The B-voice-seed sprint ran before either layer was wired up. The devlog describes it as CJ writing a 10-rule codification of his voice directly, bypassing the multi-day enrolment interview that the eventual B-voice agent would otherwise run to learn the voice empirically.

That shortcut is worth calling out. The enrolment interview exists because voice is hard to articulate from the inside — you know your voice better by seeing it reflected back than by describing it cold. Bypassing the interview means the v1 profile is a hypothesis about the voice, not an empirically derived one. It’s a faster path to a working system, with the known risk that the profile codifies what CJ thinks his voice is rather than what it demonstrably is. The devlog notes this as a v1 baseline, not a settled state. The B-voice agent will eventually close that gap.

For the voice-fix agent to work at all, though, a profile had to exist first. Running the enrolment interview to get there would have taken days. The hand-written rules were sufficient to make the sprint land. That call was correct given the sprint goal.

The CLI surface

The B4-voice-fix-cli sprint closed the user-facing gap. the article pipeline_voice_fix.py <file.mdx> runs ai_tells.scrub, writes the .tells.txt sidecar, and prints a preview of up to five flagged items before handing off to the rewrite layer.

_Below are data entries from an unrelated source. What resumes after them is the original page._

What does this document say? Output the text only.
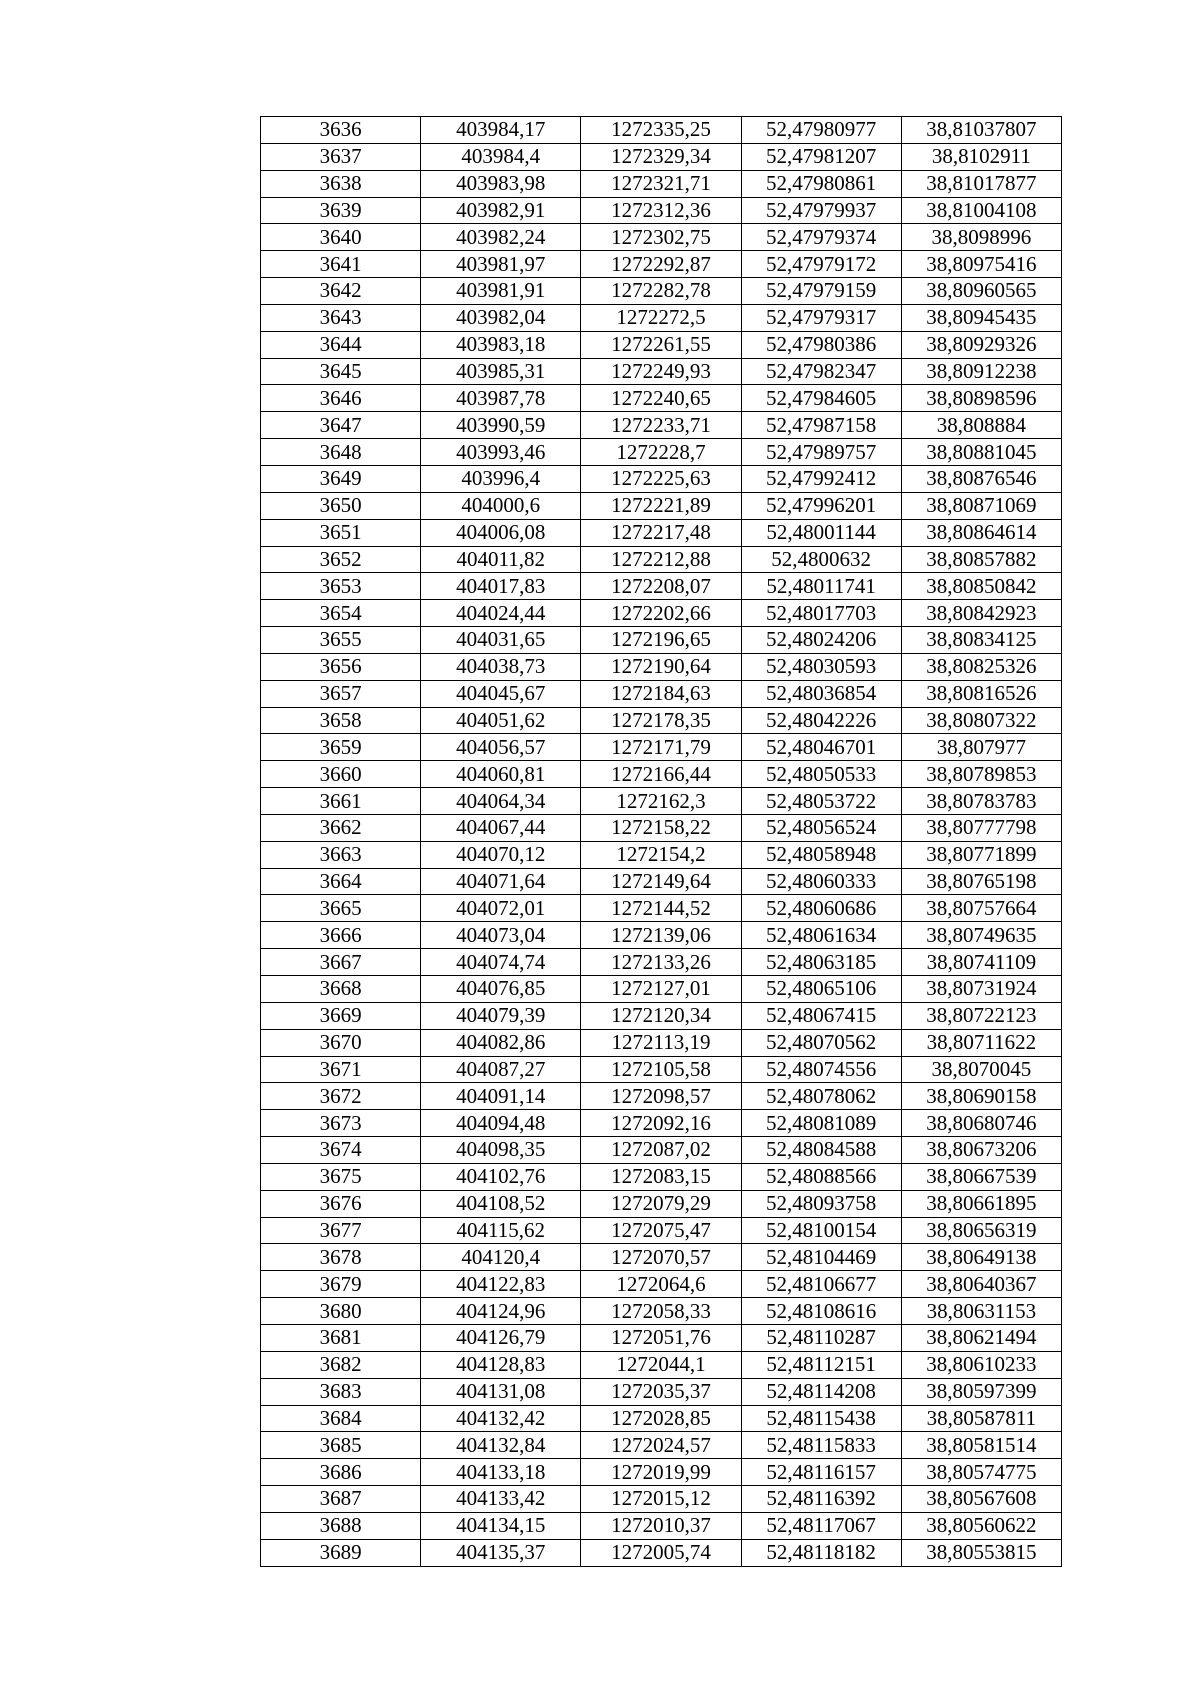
3636	403984,17	1272335,25	52,47980977	38,81037807
3637	403984,4	1272329,34	52,47981207	38,8102911
3638	403983,98	1272321,71	52,47980861	38,81017877
3639	403982,91	1272312,36	52,47979937	38,81004108
3640	403982,24	1272302,75	52,47979374	38,8098996
3641	403981,97	1272292,87	52,47979172	38,80975416
3642	403981,91	1272282,78	52,47979159	38,80960565
3643	403982,04	1272272,5	52,47979317	38,80945435
3644	403983,18	1272261,55	52,47980386	38,80929326
3645	403985,31	1272249,93	52,47982347	38,80912238
3646	403987,78	1272240,65	52,47984605	38,80898596
3647	403990,59	1272233,71	52,47987158	38,808884
3648	403993,46	1272228,7	52,47989757	38,80881045
3649	403996,4	1272225,63	52,47992412	38,80876546
3650	404000,6	1272221,89	52,47996201	38,80871069
3651	404006,08	1272217,48	52,48001144	38,80864614
3652	404011,82	1272212,88	52,4800632	38,80857882
3653	404017,83	1272208,07	52,48011741	38,80850842
3654	404024,44	1272202,66	52,48017703	38,80842923
3655	404031,65	1272196,65	52,48024206	38,80834125
3656	404038,73	1272190,64	52,48030593	38,80825326
3657	404045,67	1272184,63	52,48036854	38,80816526
3658	404051,62	1272178,35	52,48042226	38,80807322
3659	404056,57	1272171,79	52,48046701	38,807977
3660	404060,81	1272166,44	52,48050533	38,80789853
3661	404064,34	1272162,3	52,48053722	38,80783783
3662	404067,44	1272158,22	52,48056524	38,80777798
3663	404070,12	1272154,2	52,48058948	38,80771899
3664	404071,64	1272149,64	52,48060333	38,80765198
3665	404072,01	1272144,52	52,48060686	38,80757664
3666	404073,04	1272139,06	52,48061634	38,80749635
3667	404074,74	1272133,26	52,48063185	38,80741109
3668	404076,85	1272127,01	52,48065106	38,80731924
3669	404079,39	1272120,34	52,48067415	38,80722123
3670	404082,86	1272113,19	52,48070562	38,80711622
3671	404087,27	1272105,58	52,48074556	38,8070045
3672	404091,14	1272098,57	52,48078062	38,80690158
3673	404094,48	1272092,16	52,48081089	38,80680746
3674	404098,35	1272087,02	52,48084588	38,80673206
3675	404102,76	1272083,15	52,48088566	38,80667539
3676	404108,52	1272079,29	52,48093758	38,80661895
3677	404115,62	1272075,47	52,48100154	38,80656319
3678	404120,4	1272070,57	52,48104469	38,80649138
3679	404122,83	1272064,6	52,48106677	38,80640367
3680	404124,96	1272058,33	52,48108616	38,80631153
3681	404126,79	1272051,76	52,48110287	38,80621494
3682	404128,83	1272044,1	52,48112151	38,80610233
3683	404131,08	1272035,37	52,48114208	38,80597399
3684	404132,42	1272028,85	52,48115438	38,80587811
3685	404132,84	1272024,57	52,48115833	38,80581514
3686	404133,18	1272019,99	52,48116157	38,80574775
3687	404133,42	1272015,12	52,48116392	38,80567608
3688	404134,15	1272010,37	52,48117067	38,80560622
3689	404135,37	1272005,74	52,48118182	38,80553815
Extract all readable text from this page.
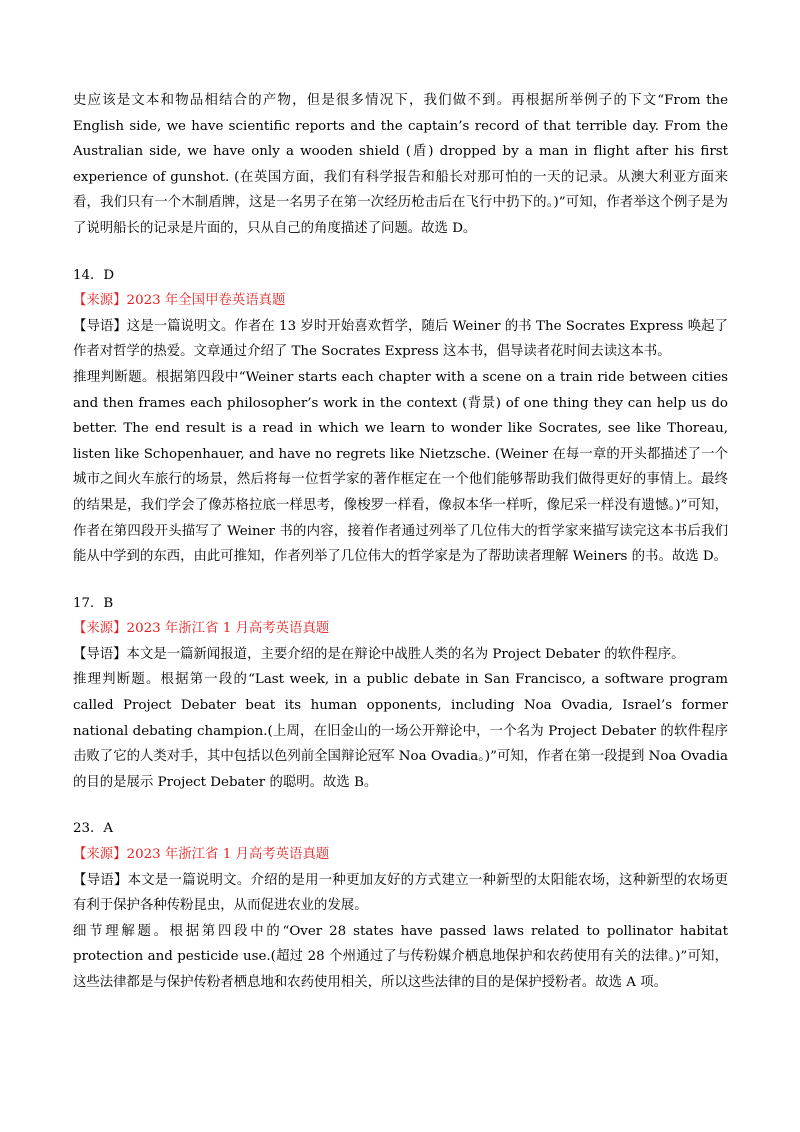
史应该是文本和物品相结合的产物，但是很多情况下，我们做不到。再根据所举例子的下文“From the English side, we have scientific reports and the captain’s record of that terrible day. From the Australian side, we have only a wooden shield (盾) dropped by a man in flight after his first experience of gunshot. (在英国方面，我们有科学报告和船长对那可怕的一天的记录。从澳大利亚方面来看，我们只有一个木制盾牌，这是一名男子在第一次经历枪击后在飞行中扔下的。)”可知，作者举这个例子是为了说明船长的记录是片面的，只从自己的角度描述了问题。故选 D。

14．D

【来源】2023 年全国甲卷英语真题

【导语】这是一篇说明文。作者在 13 岁时开始喜欢哲学，随后 Weiner 的书 The Socrates Express 唤起了作者对哲学的热爱。文章通过介绍了 The Socrates Express 这本书，倡导读者花时间去读这本书。

推理判断题。根据第四段中“Weiner starts each chapter with a scene on a train ride between cities and then frames each philosopher’s work in the context (背景) of one thing they can help us do better. The end result is a read in which we learn to wonder like Socrates, see like Thoreau, listen like Schopenhauer, and have no regrets like Nietzsche. (Weiner 在每一章的开头都描述了一个城市之间火车旅行的场景，然后将每一位哲学家的著作框定在一个他们能够帮助我们做得更好的事情上。最终的结果是，我们学会了像苏格拉底一样思考，像梭罗一样看，像叔本华一样听，像尼采一样没有遗憾。)”可知，作者在第四段开头描写了 Weiner 书的内容，接着作者通过列举了几位伟大的哲学家来描写读完这本书后我们能从中学到的东西，由此可推知，作者列举了几位伟大的哲学家是为了帮助读者理解 Weiners 的书。故选 D。

17．B

【来源】2023 年浙江省 1 月高考英语真题

【导语】本文是一篇新闻报道，主要介绍的是在辩论中战胜人类的名为 Project Debater 的软件程序。

推理判断题。根据第一段的“Last week, in a public debate in San Francisco, a software program called Project Debater beat its human opponents, including Noa Ovadia, Israel’s former national debating champion.(上周，在旧金山的一场公开辩论中，一个名为 Project Debater 的软件程序击败了它的人类对手，其中包括以色列前全国辩论冠军 Noa Ovadia。)”可知，作者在第一段提到 Noa Ovadia 的目的是展示 Project Debater 的聪明。故选 B。

23．A

【来源】2023 年浙江省 1 月高考英语真题

【导语】本文是一篇说明文。介绍的是用一种更加友好的方式建立一种新型的太阳能农场，这种新型的农场更有利于保护各种传粉昆虫，从而促进农业的发展。

细节理解题。根据第四段中的“Over 28 states have passed laws related to pollinator habitat protection and pesticide use.(超过 28 个州通过了与传粉媒介栖息地保护和农药使用有关的法律。)”可知，这些法律都是与保护传粉者栖息地和农药使用相关，所以这些法律的目的是保护授粉者。故选 A 项。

The sidecar is the part worth noting. Every run produces a .tells.txt file alongside the source MDX. That means every pass is auditable without re-running the tool. The reviewer can see what the regex layer caught, what the agent rewrote, and where the two diverged, in a file that persists independently of the terminal session.

Out of scope: the CLI does not currently support batch processing across a directory. One file per invocation, which is sufficient for the current workflow.

Two consumers, one primitive

The thesis generator and the voice-fix agent are architecturally unrelated to each other. They share one thing: both route through the osascript harness to reach Opus 4.7. Neither required the harness to change when the second consumer arrived. That’s the claim the devlog entry made — “validating the reusability claim” — and it held.

The practical implication is that any future the article pipeline feature that needs Opus has a clear path. Write a script, call the harness, handle the output. The orchestration question doesn’t reopen.

That’s the return on skipping Archon. Not a more powerful architecture. A simpler one that stayed simple when it grew.

What’s unresolved

The v1 voice profile is a known approximation. The Opus rewrite layer is only as good as the rules it’s given, and rules written from introspection have gaps. The B-voice enrolment agent will run eventually and the profile will be revised. When that happens, every previous voice-fix output becomes a candidate for a re-pass. The sidecar files will make that tractable.

The harness is also untested under load. It works for single invocations against one file. Whether it degrades gracefully when called from a batch job or a longer agent chain is unknown. That question doesn’t need answering this sprint. It needs answering before any batch feature ships.

The devlog entries for 2026-05-28 are the canonical record. This article is the consolidated form.